Share your dilemmas and get honest opinions from other Mumsnetters.

Christmas tears and fucking festivities

177 replies

lookingforafantasy · 24/12/2022 16:38

Is there anyone else who is just wanting it to be over? My family are sat in the kitchen playing games and I am sat in the lounge quietly sobbing to myself, wishing it was Boxing Day already. This time last year I was on an amazing holiday with the person I thought I'd marry, I'm now just coming out the other end of a painful/abusive breakup with this man. On top of that, my sister has upset me.

I don't want to be here. I don't want to have to pretend I'm feeling festive. I don't want to have to pretend that my heart isn't aching. I don't want to pretend that my sister hasn't upset me. I don't want to pretend I'm okay ffs.

This is a terribly morbid thread, I know, but is anyone else's day feeling a similar way?

OP posts:
BiddyPop · 26/12/2022 10:53

I'll admit that Dd did her social requirements quite well for her, and we managed it actively (I let DM know she would come out for a while but not stay for dinner, Dh would drop her back to DMIl and return).

DSis was bitchy and judgemental - not unusual at all.

DBro had a moment lasting less than 10 minutes where he was trying to get organised for the main cooking of the dinner and everyone else moved things into space he'd just cleared and generally crowded in - everyone else saw the issue and left him sort what he needed but the bitchy DSis wAs trying to "manage" it all and made it worse and then had to debrief afterwards in a negative way (which I shut down).

It was a very quiet start to the day and lots o weirdness in both houses.

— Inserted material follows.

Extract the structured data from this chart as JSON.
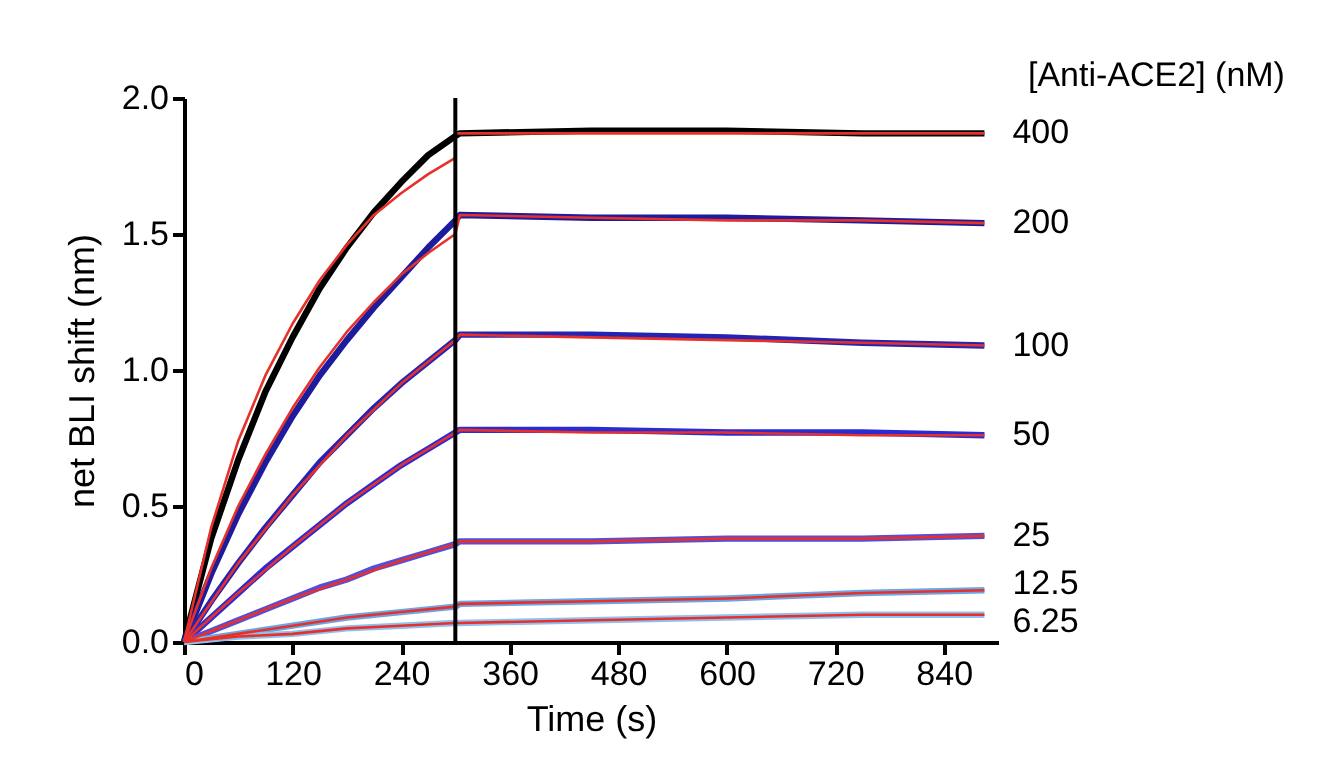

But it was not nearly so bad as it could have been.

Today, I plan a long walk alone and later a long walk with family and leftovers. Tomorrow I may disappear to "town " (coffee shop with a book) for a long while.

Next day we are going home but someone (Dh or I) needs to bring DMIL to medical appointment first and I think that's early afternoon. I have spare clothes in case we need an extra night and can wash more if necessary.

BiddyPop · 26/12/2022 11:47

But this visit has also proved that DMIL has definitely had a health decline in recent weeks - much less mobile, occasional slurring words and getting confused, and a feeling of hopelessness. So DH is also very quiet and processing things in his head.